Some of the more common tactics that card companies used in the past was to offer college students a free pizza, a coffee mug or a free T-shirt for filling out a credit card application. The Card Act of 2009 put the brakes on such marketing tactics by prohibiting credit card companies from giving away tangible items on college campuses.
"The Card Act did a good job in some areas, one of which was cutting down on issuers taking advantage of students," said Bill Hardekopf, CEO of LowCards.com, a website that helps consumers compare credit cards. "There are so many college students that don't receive financial training, and they are not as responsible as they should be when they get out on their own."
Although business in the college sector has fallen off dramatically for the credit card industry, banking analysts say colleges are a small segment of the overall market. The immediate impact of losing business with colleges is not severe, but it could have ripple effects on the industry -- and on individuals -- in future years, said Nessa Feddis, senior vice president and deputy chief counsel at the American Bankers Association in Washington, D.C.
"Marketing to colleges was an important aspect of the credit card business because it was often a person's introduction to credit cards," Ms. Feddis said. "It was largely about building a relationship, not necessarily about profit. The impact will more likely be felt down the line.
"There is some positive aspect in that students who are not ready for credit cards won't get in trouble. But students also will be lacking a valuable resource for an emergency backup if their car breaks down or they are stranded. They also lose the chance to build a credit history and that could cause them to have a lower credit score."
For card companies, the name of the game is brand loyalty. Card issuer MBNA America made it clear in the contract with Penn State Alumni Association that any display of disloyalty by the college or former head football coach Joe Paterno would be considered a breach of contract and the bank would not have to pay fees and royalties to the college.

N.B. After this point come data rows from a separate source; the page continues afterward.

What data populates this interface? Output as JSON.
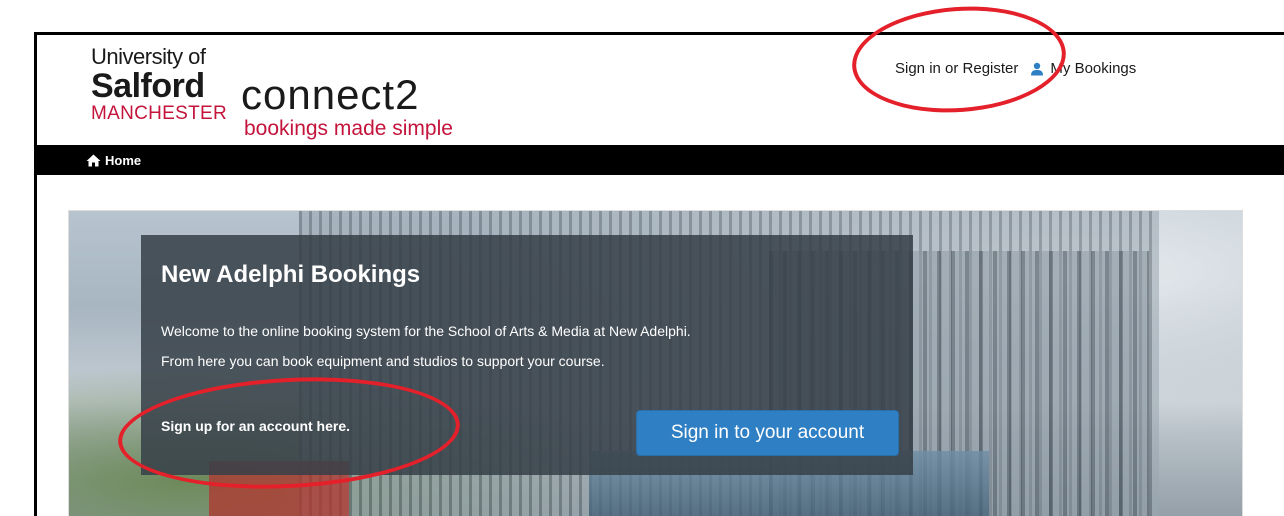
{
  "header": {
    "logo": {
      "line1": "University of",
      "line2": "Salford",
      "line3": "MANCHESTER",
      "brand": "connect2",
      "tagline": "bookings made simple"
    },
    "links": {
      "signin_register": "Sign in or Register",
      "my_bookings": "My Bookings"
    }
  },
  "nav": {
    "home_label": "Home"
  },
  "hero": {
    "title": "New Adelphi Bookings",
    "text1": "Welcome to the online booking system for the School of Arts & Media at New Adelphi.",
    "text2": "From here you can book equipment and studios to support your course.",
    "signup_link": "Sign up for an account here.",
    "signin_button": "Sign in to your account"
  },
  "colors": {
    "accent_red": "#c4143c",
    "button_blue": "#2f7fc4",
    "annotation_red": "#e4202a",
    "navbar": "#000000"
  },
  "icons": {
    "user": "user-icon",
    "home": "home-icon"
  }
}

In fact, Paterno, who died in 2012, signed a $100,000 deal in November 2003 with MBNA America (which was bought by Bank of America in 2006) for agreeing "to provide one personal appearance each consecutive twelve-month period," until Jan. 2, 2009, at a place and time he and the bank agreed on. In addition, the coach agreed to do a once-a-year personal recorded radio performance to advertise, promote and market the bank's products.
Paterno signed another $100,000 contract Jan. 1, 2009, with FIA Card Services (also owned by Bank of America) extending to Jan. 2, 2010, which required him to sign 200 footballs and 50 helmets to be used by the bank for exclusive marketing purposes.
The agreement which Paterno signed with the bank -- a copy of which was obtained through the CFPB -- had been stamped "confidential."
Correction (January 15, 2014): Bridget Fare is Duquesne's assistant vice president for public affairs. An earlier version of the story listed an incorrect title.